En trente-cinq ans à l’usine d’Aulnay-sous-Bois, Michel n’a jamais fait grève. Jamais manifesté. A l’âge de 53 ans, l’employé de maintenance va peut-être franchir le pas aujourd’hui : « C’est pas dans mes habitudes, mais c’est notre avenir qui est en jeu. » Comme lui, les salariés de l’usine PSA Peugeot-Citroën seront probablement nombreux à se rassembler à 13h30 aux abords de la gare RER d’Aulnay.

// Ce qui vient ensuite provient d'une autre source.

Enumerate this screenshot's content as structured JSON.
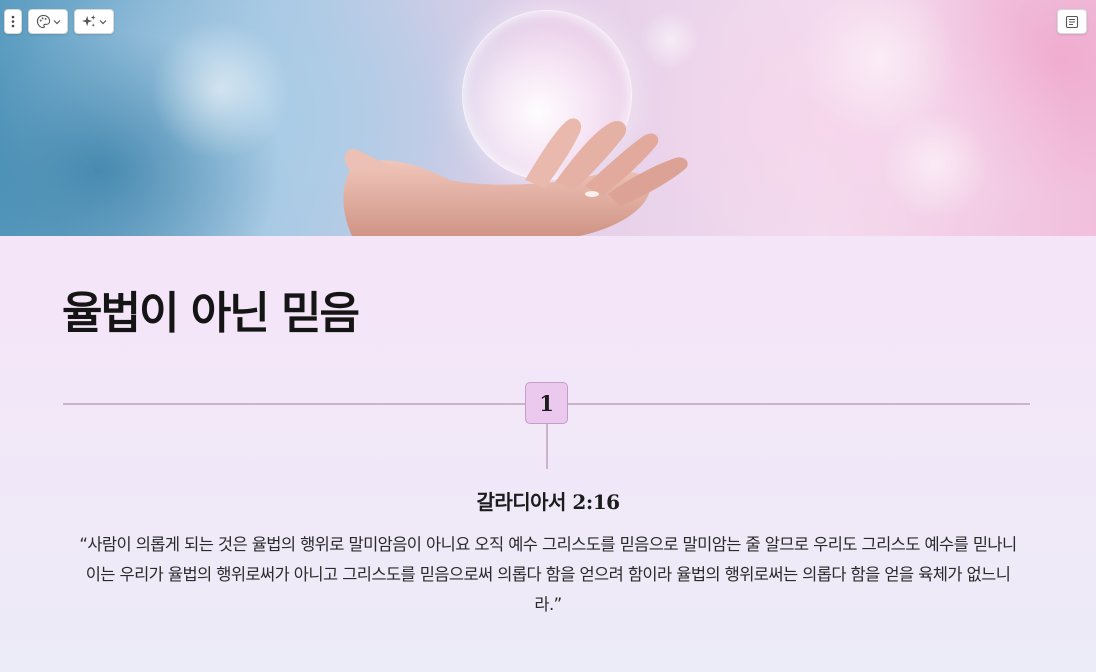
{
  "hero": {
    "image_description_icon": "hand-with-bubble-image"
  },
  "toolbar": {
    "menu_icon": "more-vertical-icon",
    "theme_icon": "palette-icon",
    "ai_icon": "sparkle-icon",
    "dropdown_icon": "chevron-down-icon",
    "notes_icon": "notes-icon"
  },
  "slide": {
    "title": "율법이 아닌 믿음",
    "step_number": "1",
    "reference": "갈라디아서 2:16",
    "verse": "“사람이 의롭게 되는 것은 율법의 행위로 말미암음이 아니요 오직 예수 그리스도를 믿음으로 말미암는 줄 알므로 우리도 그리스도 예수를 믿나니 이는 우리가 율법의 행위로써가 아니고 그리스도를 믿음으로써 의롭다 함을 얻으려 함이라 율법의 행위로써는 의롭다 함을 얻을 육체가 없느니라.”"
  },
  "colors": {
    "accent_box": "#ebc9ee",
    "accent_border": "#c49dc8",
    "line": "#cdb2cc"
  }
}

La manifestation a été convoquée par la totalité des syndicats du site*, qui ont distribué, parfois ensemble, leurs tracts sur les marchés de la ville, et fait imprimer 10000 autocollants pour le défilé. L’initiative a reçu le soutien de nombreux élus du département, à commencer par le maire (PS) d’Aulnay, Gérard Ségura, la totalité du conseil municipal, et par des militants de gauche. Des salariés d’autres entreprises du 93 pourraient s’y joindre. La marche promet d’être dense, portée par une seule et même exigence, inscrite en toutes lettres sur la banderole de tête : « Non à la fermeture de PSA Aulnay».
Mouvement historique? Ce serait la « première grande manifestation ouvrière dans les rues d’Aulnay depuis 1968 », affirme en tout cas François Asensi, député-maire (Front de gauche) de Tremblay. C’est aussi le signe, s’il en fallait un de plus, que parmi les 3100 salariés du site, bien peu ont été convaincus par les protestations de la direction du groupe.

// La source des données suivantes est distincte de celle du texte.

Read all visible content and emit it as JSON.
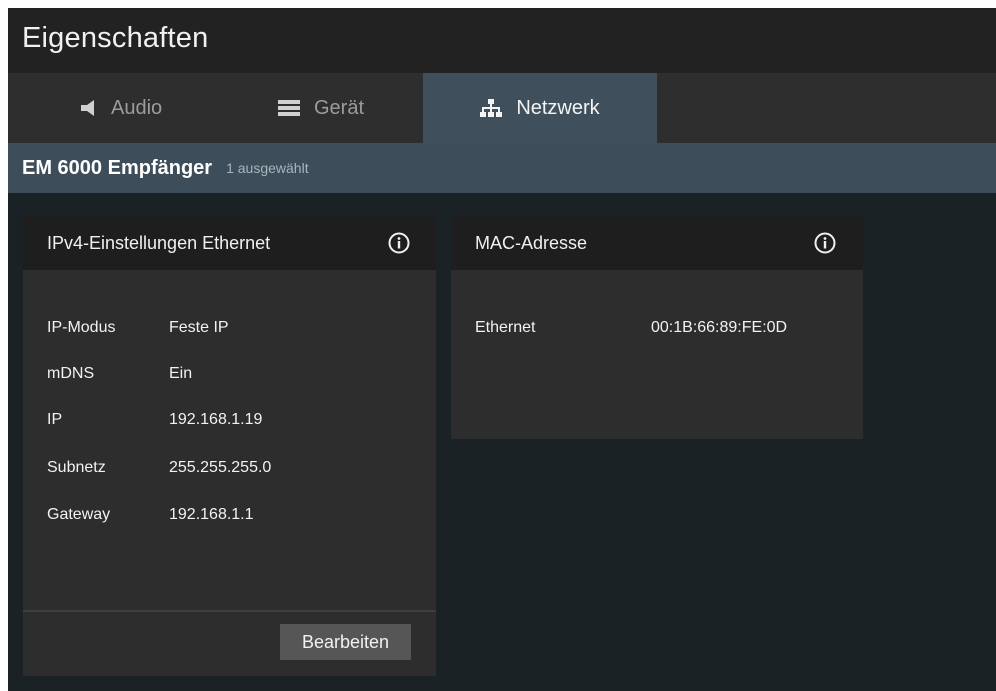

« On a la certitude qu’Aulnay va fermer, ils attendent peut-être juste que les élections soient passées. Nous, on réclame juste un nouveau projet pour l’usine », lâche Bouazza, syndiqué CFTC. « Les jeux sont faits, soupire Christophe, trentenaire désabusé, employé ici depuis treize ans. Que ce soit Sarkozy ou Holland, c'est l'industrie qui est la plus forte dans ce pays...
La menace plane sur l’usine d’Aulnay depuis l’été dernier. La CGT avait dévoilé une note interne au groupe envisageant la disparition de l’usine. Perspective écartée par la direction du groupe, qui n’a toutefois jamais garanti le maintien de la production au-delà de 2014. « Ils refusent de nous répondre, alors si une manif ne suffit pas, il faudra trouver autre chose », estime Hafida, 47 ans, dont dix passés sur la chaîne de montage.
Jusqu’à présent, il n’y a eu que quelques débrayages sporadiques, souvent à l’occasion de comités centraux d’entreprise : « Un jour, glisse l’ouvrière, il faudra bien arrêter la production. »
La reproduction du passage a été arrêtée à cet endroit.